Jenaé Elizabeth, founder of Dance Dynamix, with students. Photo courtesy of Elizabeth

No doubt turning the dream of owning a dance company into a fully operational business is a tough feat. From finding studio space, marketing, securing funding and more, it can all be very daunting. The challenge of taking a dance-related business to new heights can be even greater if you are a person of color. However, it's not impossible. According to the 2012 census, there are 27.6 million businesses in the United States, and only 2.6 million are black-owned. In honor of Black History Month, DT spoke with several black-owned dance studios and companies and asked them to reflect on the significance race has had on their efforts to run the dance company of their dreams.

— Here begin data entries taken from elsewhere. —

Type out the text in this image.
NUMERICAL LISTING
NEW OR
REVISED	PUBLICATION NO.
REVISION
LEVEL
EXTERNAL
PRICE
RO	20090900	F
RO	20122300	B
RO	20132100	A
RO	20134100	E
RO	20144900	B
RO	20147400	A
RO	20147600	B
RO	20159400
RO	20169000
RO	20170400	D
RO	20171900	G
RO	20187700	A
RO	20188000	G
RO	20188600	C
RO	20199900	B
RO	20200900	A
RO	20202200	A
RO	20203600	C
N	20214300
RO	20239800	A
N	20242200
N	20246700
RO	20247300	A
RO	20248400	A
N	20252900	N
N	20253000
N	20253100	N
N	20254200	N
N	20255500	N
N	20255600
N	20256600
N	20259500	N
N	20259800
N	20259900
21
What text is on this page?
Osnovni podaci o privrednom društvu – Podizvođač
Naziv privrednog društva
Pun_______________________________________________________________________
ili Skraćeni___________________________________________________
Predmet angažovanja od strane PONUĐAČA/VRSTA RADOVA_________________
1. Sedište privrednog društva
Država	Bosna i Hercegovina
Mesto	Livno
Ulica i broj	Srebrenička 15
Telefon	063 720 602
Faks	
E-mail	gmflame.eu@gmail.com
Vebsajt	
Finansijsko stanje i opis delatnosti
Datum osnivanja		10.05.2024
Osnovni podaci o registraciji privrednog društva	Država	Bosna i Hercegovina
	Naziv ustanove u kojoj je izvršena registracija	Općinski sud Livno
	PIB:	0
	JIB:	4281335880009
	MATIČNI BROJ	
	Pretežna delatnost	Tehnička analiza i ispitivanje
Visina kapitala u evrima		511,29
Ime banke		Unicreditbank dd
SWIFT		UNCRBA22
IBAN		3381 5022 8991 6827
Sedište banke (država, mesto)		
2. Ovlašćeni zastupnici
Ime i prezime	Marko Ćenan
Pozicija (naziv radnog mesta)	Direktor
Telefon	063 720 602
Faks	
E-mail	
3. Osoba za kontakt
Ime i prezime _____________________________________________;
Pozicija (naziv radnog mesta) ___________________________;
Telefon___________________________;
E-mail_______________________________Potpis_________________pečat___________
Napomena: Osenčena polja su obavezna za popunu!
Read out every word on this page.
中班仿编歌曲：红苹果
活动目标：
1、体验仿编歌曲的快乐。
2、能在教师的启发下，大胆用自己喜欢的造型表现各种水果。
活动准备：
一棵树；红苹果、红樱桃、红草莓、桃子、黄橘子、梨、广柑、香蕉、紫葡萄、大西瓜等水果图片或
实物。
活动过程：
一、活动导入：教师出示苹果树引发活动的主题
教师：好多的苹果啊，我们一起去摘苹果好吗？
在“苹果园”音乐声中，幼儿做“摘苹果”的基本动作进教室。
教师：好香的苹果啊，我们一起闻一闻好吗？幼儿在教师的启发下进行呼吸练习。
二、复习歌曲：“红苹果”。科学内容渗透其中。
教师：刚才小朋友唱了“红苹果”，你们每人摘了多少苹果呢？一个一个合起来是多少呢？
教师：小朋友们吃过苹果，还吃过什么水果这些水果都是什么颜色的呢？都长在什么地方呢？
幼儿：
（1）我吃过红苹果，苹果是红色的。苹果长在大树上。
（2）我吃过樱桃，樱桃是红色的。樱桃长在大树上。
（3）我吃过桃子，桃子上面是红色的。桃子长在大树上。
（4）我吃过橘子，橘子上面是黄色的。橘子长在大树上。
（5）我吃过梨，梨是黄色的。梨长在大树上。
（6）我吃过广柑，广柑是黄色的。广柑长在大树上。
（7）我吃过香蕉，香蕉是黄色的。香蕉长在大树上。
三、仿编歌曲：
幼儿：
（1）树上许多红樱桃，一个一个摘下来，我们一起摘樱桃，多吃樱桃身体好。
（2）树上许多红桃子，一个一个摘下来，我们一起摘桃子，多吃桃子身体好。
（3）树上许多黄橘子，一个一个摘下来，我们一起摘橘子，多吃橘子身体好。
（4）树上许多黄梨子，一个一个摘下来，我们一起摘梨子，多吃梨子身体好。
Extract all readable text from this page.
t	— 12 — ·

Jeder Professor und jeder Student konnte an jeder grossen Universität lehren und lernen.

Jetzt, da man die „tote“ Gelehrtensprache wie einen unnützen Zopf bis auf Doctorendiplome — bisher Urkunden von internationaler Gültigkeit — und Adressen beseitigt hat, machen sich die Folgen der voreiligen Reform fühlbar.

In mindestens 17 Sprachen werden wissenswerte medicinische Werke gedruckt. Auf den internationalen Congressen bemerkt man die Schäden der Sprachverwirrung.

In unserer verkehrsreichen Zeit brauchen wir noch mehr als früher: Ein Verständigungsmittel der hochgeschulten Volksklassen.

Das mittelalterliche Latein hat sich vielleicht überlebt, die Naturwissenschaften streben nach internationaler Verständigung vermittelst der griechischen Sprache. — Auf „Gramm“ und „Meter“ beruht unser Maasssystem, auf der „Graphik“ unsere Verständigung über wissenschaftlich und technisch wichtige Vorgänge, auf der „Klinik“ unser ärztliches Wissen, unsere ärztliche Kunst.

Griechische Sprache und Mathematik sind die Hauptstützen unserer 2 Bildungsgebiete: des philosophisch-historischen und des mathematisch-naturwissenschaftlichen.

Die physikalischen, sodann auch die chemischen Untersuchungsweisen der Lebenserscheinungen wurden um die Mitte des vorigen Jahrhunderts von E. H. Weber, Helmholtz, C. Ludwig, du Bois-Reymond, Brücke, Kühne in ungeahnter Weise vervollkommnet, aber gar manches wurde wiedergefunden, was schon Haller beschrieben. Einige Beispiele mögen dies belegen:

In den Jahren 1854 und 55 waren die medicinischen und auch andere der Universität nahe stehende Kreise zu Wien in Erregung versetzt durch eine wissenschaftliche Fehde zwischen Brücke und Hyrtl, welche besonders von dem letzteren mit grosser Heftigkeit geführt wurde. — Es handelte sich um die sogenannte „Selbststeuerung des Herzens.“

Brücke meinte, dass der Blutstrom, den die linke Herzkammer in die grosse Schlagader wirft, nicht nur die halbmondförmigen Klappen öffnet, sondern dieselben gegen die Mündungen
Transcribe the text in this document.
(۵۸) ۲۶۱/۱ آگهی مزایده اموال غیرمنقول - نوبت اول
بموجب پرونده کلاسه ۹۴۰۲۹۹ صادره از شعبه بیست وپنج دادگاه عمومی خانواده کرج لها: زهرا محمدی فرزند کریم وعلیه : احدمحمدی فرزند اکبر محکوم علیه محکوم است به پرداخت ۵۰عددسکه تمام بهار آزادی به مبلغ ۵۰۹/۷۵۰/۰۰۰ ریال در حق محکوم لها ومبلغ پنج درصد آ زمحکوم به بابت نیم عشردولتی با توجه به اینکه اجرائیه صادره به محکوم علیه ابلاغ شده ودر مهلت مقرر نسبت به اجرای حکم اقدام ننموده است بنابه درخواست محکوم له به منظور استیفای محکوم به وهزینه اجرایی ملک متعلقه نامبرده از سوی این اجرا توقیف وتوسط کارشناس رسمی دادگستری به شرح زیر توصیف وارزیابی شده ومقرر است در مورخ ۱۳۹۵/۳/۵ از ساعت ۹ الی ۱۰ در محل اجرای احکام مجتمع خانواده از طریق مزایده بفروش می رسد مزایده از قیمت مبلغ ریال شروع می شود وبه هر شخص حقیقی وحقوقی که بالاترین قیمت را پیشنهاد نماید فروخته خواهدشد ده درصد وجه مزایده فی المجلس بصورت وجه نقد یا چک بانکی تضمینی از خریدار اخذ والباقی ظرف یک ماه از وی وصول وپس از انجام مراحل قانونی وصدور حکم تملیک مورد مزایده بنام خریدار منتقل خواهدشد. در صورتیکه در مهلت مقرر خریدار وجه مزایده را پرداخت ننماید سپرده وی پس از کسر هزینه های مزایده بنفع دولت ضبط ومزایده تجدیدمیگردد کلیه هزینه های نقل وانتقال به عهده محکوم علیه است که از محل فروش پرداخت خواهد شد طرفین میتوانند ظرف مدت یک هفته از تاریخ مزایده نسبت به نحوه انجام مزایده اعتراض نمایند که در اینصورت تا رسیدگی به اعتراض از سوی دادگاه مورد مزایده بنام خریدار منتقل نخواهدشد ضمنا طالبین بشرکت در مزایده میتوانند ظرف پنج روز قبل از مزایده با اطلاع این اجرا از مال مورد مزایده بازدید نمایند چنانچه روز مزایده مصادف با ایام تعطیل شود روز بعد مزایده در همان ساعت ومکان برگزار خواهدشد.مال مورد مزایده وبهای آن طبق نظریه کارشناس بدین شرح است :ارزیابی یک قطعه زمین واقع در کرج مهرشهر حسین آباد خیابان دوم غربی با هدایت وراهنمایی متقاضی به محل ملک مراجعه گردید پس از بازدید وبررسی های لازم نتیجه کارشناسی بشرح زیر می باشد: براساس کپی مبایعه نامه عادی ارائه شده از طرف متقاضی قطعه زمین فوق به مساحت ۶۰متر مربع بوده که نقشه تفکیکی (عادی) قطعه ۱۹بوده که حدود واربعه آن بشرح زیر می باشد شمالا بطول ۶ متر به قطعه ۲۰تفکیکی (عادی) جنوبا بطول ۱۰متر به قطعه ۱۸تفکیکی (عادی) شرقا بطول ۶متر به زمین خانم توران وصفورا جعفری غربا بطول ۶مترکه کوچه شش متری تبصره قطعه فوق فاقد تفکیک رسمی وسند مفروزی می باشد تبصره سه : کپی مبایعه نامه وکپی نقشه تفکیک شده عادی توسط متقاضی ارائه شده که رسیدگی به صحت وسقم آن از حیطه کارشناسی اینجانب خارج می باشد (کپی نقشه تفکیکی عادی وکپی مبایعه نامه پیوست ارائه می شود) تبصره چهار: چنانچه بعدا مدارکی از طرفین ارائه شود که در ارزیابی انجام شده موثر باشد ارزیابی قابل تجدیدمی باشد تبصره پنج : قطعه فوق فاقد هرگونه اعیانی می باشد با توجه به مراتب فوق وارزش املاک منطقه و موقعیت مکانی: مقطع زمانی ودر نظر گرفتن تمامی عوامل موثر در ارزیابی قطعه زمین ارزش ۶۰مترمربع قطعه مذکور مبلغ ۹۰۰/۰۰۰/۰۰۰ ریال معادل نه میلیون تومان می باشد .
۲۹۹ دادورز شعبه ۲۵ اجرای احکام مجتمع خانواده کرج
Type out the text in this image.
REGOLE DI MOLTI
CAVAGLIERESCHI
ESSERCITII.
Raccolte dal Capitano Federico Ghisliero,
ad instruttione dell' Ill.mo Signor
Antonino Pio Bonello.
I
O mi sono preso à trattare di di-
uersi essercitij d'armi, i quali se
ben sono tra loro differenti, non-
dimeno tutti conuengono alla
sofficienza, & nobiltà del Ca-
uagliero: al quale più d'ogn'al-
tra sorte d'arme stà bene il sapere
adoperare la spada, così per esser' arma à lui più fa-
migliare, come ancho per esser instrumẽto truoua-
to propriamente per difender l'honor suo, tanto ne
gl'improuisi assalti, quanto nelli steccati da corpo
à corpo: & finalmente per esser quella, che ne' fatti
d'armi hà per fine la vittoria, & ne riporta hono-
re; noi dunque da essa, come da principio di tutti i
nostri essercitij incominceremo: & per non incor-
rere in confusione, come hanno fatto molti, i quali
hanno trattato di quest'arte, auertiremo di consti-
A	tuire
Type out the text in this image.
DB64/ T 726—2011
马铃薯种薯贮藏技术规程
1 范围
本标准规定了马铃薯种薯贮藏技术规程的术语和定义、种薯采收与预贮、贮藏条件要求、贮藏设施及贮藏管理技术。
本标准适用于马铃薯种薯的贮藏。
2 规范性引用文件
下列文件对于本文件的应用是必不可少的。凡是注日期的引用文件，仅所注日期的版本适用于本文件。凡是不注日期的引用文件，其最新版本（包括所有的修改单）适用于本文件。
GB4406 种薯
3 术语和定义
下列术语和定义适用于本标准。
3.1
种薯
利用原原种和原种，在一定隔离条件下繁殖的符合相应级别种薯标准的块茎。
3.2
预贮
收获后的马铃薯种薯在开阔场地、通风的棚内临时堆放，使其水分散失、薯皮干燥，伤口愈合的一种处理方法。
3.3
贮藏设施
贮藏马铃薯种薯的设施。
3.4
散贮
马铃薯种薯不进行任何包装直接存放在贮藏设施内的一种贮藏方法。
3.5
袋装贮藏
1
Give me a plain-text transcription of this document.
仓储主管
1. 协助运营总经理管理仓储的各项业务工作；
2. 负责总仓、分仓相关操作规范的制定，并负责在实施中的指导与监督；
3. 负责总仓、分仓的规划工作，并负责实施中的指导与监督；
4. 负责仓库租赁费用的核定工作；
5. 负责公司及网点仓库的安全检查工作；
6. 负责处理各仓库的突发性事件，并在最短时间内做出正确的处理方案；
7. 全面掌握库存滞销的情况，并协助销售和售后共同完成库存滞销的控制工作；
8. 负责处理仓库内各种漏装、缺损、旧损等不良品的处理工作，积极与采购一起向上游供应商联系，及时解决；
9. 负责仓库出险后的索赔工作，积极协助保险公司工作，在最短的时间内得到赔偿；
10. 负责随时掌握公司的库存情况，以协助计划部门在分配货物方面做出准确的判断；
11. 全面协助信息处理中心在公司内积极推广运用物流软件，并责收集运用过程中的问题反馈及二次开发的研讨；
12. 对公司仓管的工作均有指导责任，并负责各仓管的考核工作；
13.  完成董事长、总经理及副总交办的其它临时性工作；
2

Tiffany Rea-Fisher, Artistic Director, Elisa Monte Dance, Harlem, New York

Photo courtesy of Rea-Fisher

"I love being a black woman, but being a double minority in a position of power comes with its problems. People can be dismissive and downright cruel. They tend to assume I am the secretary or assistant to those I am with. I feel no shame letting those people know who I am and what my title is. I take my responsibility as a role model for the next generation of dancemakers seriously, so I cannot let others dull my shine. There are lots of assumptions about black-run companies, and I intentionally live in an unapologetic uncategorizable space. People are constantly trying to put my work in boxes and label it as not black enough. However, I believe that those who came before me marched so that I could be a fully realized human being, and not have to limit myself to others' definitions of who I am or what I can be or do."